Vamos ler trechos de uma biografia comentada de Monteiro Lobato, escrita por Maria Angélica Ferrasoli:
“Universo paralelo”.
Assim começam muitas cronologias e biografias: “Aos 18 de abril de 1882 nasce em Taubaté,
demonstrando desde muito cedo grande interesse pela escrita, pintura e desenho... Ao completar
18 anos, ingressa na Faculdade de Direito...”. Muito chato, não é mesmo? Algumas, porém, não
deveriam jamais merecer tal maçante destino. Muito menos a do homem do porviroscópio, aquele
que antecipava o porvir, ou a do verdadeiro “furacão na Botocúndia”, o escritor que revolucionou
a literatura infantil, mandou às favas os rapapés ortográficos de sua época e impulsionou o processo
de edição e venda de livros no Brasil. Você já sabe que se trata de Monteiro Lobato. Mas faz de conta
que, bem a calhar, estamos no mundo do faz-de-conta e ainda não caiu a ficha, certo? Então, vamos
lá: prove um pouco do pó de pirlimpimpim.

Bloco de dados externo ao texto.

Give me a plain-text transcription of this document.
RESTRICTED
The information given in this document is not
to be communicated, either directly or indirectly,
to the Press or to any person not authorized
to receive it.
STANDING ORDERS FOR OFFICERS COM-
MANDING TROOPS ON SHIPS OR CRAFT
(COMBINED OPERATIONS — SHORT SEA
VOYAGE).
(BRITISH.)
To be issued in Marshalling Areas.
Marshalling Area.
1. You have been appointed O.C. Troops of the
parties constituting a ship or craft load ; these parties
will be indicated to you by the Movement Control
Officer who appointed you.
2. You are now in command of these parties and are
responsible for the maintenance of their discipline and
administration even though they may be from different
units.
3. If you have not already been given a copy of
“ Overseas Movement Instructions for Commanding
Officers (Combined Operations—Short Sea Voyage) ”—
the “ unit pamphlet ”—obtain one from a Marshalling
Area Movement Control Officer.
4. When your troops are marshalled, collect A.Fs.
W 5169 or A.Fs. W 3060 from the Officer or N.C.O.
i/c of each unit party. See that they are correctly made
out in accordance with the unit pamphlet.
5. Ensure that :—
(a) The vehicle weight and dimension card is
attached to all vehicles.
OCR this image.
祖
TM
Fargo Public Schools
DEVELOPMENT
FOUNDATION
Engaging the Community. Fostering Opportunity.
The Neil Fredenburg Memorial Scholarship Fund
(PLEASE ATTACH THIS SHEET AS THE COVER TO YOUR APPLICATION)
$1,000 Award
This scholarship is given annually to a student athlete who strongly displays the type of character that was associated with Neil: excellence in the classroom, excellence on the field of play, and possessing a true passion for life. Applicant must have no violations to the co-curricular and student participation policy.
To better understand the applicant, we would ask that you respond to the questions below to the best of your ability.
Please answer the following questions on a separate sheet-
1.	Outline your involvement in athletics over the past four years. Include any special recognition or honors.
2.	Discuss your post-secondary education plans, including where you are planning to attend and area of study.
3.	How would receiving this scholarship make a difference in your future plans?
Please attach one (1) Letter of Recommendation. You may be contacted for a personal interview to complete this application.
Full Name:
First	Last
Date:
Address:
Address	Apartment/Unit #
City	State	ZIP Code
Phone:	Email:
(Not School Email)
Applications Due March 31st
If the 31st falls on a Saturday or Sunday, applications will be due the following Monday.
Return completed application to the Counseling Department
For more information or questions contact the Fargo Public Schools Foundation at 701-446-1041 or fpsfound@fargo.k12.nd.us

Primeira dica: ele não era o Peter Pan, embora pudesse ter vestido a carapuça do menino fantástico e
destemido. Mas, longe da Terra do Nunca, depois do tuim tradicional causado pelo pó, vamos pisar
mesmo é no ano de 1919, bem na esquina da Rua Boa Vista com a Ladeira Porto Geral, no centro
de São Paulo. Ali funciona a Revista do Brasil. Está em sua 47ª edição. Seu proprietário esmera-se em
produzir o editorial.
“Há por aí inúmeros artistas populares, abafados, asfixiados pela indiferença ambiente, sem meios de
alcançar a publicidade (...) a Revista abre-se a todos eles...” O convite, democrático, é mais uma das
muitas empreitadas de José Bento Monteiro Lobato, o primeiro brasileiro a compreender que crianças
são seres pensantes e inteligentes e, talvez tarde demais, a compreender também que o progresso de seu
país nunca esteve nas mãos de gente do mesmo naipe.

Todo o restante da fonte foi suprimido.